Executive summary:
HESA are making positive noises about some limited open data and defining URIs to help UK data projects produce linked data. Don’t expect all their data to appear under an open license in the next few days, but they had no objection (in principle) to making the high-level data they already openly release into 5* linked data.
Last week I went up to Cheltenham. I was invited to talk to HESA about Linked Open Data, which is something which makes me very happy. HESA have lots of juicy data, but they also have an infrastructure of identity off which much more data could be linked.
My first impression was that my presentation was very well attended, and from a variety of job types. My second, was that this was a friendly crowd. Mostly new to the technology, but interested in innovation and practical ideas to doing Good Stuff.
I gave them my usual RDF, URI/URL, Linked Data intro, which I’ve been performing here and there for the last 18 months, then some information on what Southampton has done with it and some other demos. Secifically we looked at the Ordnance Survey postcode URIs (they asked if it was still worth paying for the data…), We looked up HESA on DBPedia, and a few other neat things.
The most interesting part was learning what data HESA had which they could easily and painlessly create URIs and triples for. As the ECS webteam now controls data.ac.uk this gives us some interesting possibilities in creating long term URIs for things. Some of the ideas put around included:
organisations.data.ac.uk — HESA have information about publicly-funded HEIs in the UK. With the advent of KIS, they’ll also have data on all the professional organisations which accredit degrees. On a side note, apparently ‘accreditation’ is a bit of an overloaded term, luckily we’ve got this semantic web thing to be explicit about the meaning of our relationships. HESA have some ‘headline’ data about organisations which they already make public in various forms so hopefully we can get this as fully open data, eg. the student body size of each university each year.
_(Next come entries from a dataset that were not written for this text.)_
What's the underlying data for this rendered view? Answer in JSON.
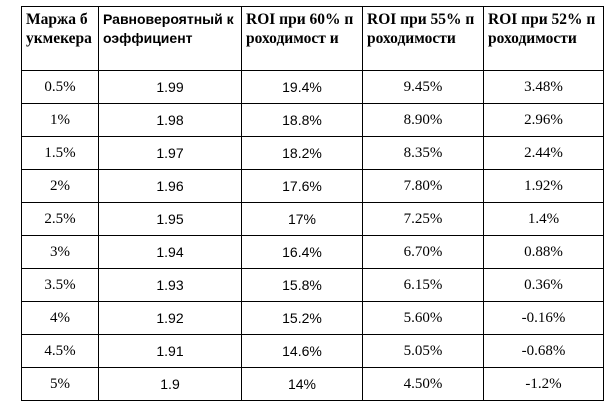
{
  "table": {
    "headers": [
      "Маржа букмекера",
      "Равновероятный коэффициент",
      "ROI при 60% проходимост и",
      "ROI при 55% проходимости",
      "ROI при 52% проходимости"
    ],
    "rows": [
      [
        "0.5%",
        "1.99",
        "19.4%",
        "9.45%",
        "3.48%"
      ],
      [
        "1%",
        "1.98",
        "18.8%",
        "8.90%",
        "2.96%"
      ],
      [
        "1.5%",
        "1.97",
        "18.2%",
        "8.35%",
        "2.44%"
      ],
      [
        "2%",
        "1.96",
        "17.6%",
        "7.80%",
        "1.92%"
      ],
      [
        "2.5%",
        "1.95",
        "17%",
        "7.25%",
        "1.4%"
      ],
      [
        "3%",
        "1.94",
        "16.4%",
        "6.70%",
        "0.88%"
      ],
      [
        "3.5%",
        "1.93",
        "15.8%",
        "6.15%",
        "0.36%"
      ],
      [
        "4%",
        "1.92",
        "15.2%",
        "5.60%",
        "-0.16%"
      ],
      [
        "4.5%",
        "1.91",
        "14.6%",
        "5.05%",
        "-0.68%"
      ],
      [
        "5%",
        "1.9",
        "14%",
        "4.50%",
        "-1.2%"
      ]
    ]
  }
}
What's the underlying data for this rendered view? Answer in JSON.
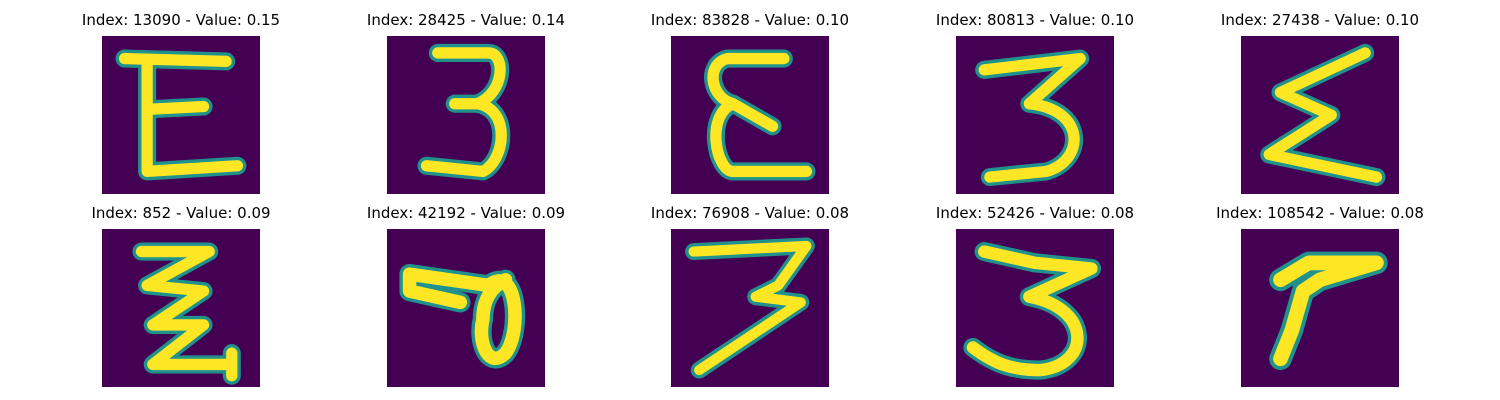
{
  "panels": [
    {
      "index_label": "Index: 13090 - Value: 0.15"
    },
    {
      "index_label": "Index: 28425 - Value: 0.14"
    },
    {
      "index_label": "Index: 83828 - Value: 0.10"
    },
    {
      "index_label": "Index: 80813 - Value: 0.10"
    },
    {
      "index_label": "Index: 27438 - Value: 0.10"
    },
    {
      "index_label": "Index: 852 - Value: 0.09"
    },
    {
      "index_label": "Index: 42192 - Value: 0.09"
    },
    {
      "index_label": "Index: 76908 - Value: 0.08"
    },
    {
      "index_label": "Index: 52426 - Value: 0.08"
    },
    {
      "index_label": "Index: 108542 - Value: 0.08"
    }
  ],
  "colors": {
    "background": "#440154",
    "stroke_core": "#fde725",
    "stroke_edge": "#21918c"
  }
}
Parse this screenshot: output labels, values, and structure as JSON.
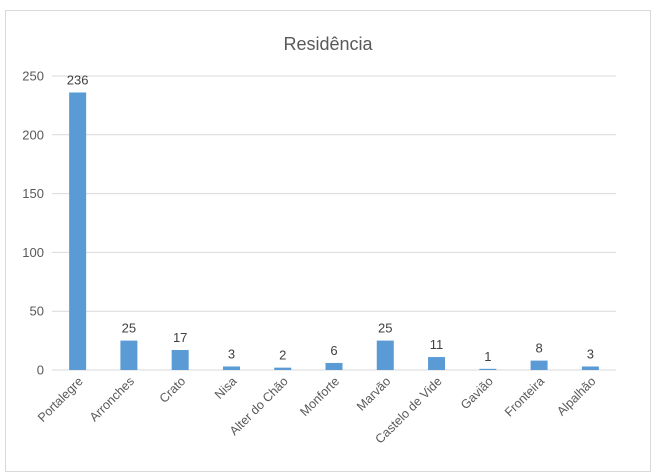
{
  "chart_data": {
    "type": "bar",
    "title": "Residência",
    "categories": [
      "Portalegre",
      "Arronches",
      "Crato",
      "Nisa",
      "Alter do Chão",
      "Monforte",
      "Marvão",
      "Castelo de Vide",
      "Gavião",
      "Fronteira",
      "Alpalhão"
    ],
    "values": [
      236,
      25,
      17,
      3,
      2,
      6,
      25,
      11,
      1,
      8,
      3
    ],
    "ylim": [
      0,
      250
    ],
    "yticks": [
      0,
      50,
      100,
      150,
      200,
      250
    ],
    "grid": true,
    "legend": "none",
    "bar_color": "#5B9BD5",
    "grid_color": "#d9d9d9"
  }
}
Also they have the number of heads of cattle per HE institution. Want to guess who has the most cattle? *see end of article.
jacs.data.ac.uk — The JACS codes, which are currently ‘co-owned’ by UCAS & HESA but should not belong in either domain really as they are not integral to that organisation. Using a data.ac.uk URI scheme would protect the URIs against government reorganisation and the like.
One of the things that’s a bit more outside their comfort zone is publishing the deeper data under an open license (although it’s already in the spreadsheets on unistats.org, the license does not permit reuse. What is possible is to make such things available as linked data but not open data. I told them that personally I’m an advocate of fully open data, but I wasn’t going to take them to task about this with my professional hat on. They could still publish the vocabulary which means other people could chose to use their ways of dividing up cohorts of students — full time/part time, mature/young etc. and use the same semantic definitions.
One interesting idea is that we should maybe have URIs of the type <http://academic-year.data.ac.uk/2012-1013>. Each university does have their own (more or less) strictly defined dates each year, but there’s also the national concept which is what matters to HESA, UCAS etc. I was asked how I might relate a University of Southampton academic year to a wooly data.ac.uk one, and off the top of my head using skos:broader/narrower sound like the right relation. I think this is a great idea and will implement it soon if the data-ac-uk mailing list thinks it sounds sane.
There were other ideas kicked around but I really appreciated that the HESA staff seem to be happy to embrace the idea of ‘fail fast‘, or maybe a better way to put it in this context is ‘we are going to make mistakes, so lets get on and make them so we can get past them’. One of the HESA staff commented that what we were doing with data felt like webpages in 1992, which I think is entirely fair. A few brave organisations have data sites and can see that it’s quite probably the future, but none of us can guess what we’ll learn about linked data publication in the next decade to alter and improve what we do.
I’m really impressed how fast people picked up the ideas and ran with them. Don’t bombard them with demands, they’re just starting out, but the clear impression was that they wanted to do what they could to support linked data.
Just to be clear; there’s absolutely no formal plan at this stage, but plenty of enthusiasm.
A good day.
* The HE Institution with the most head of cattle** is… Reading. Who knew?
** is there a predicate for linking an organisation to how many cattle it has? maybe that domesdaybook project has one?***
*** Nope, they’ve just got a JSON API. Ah well.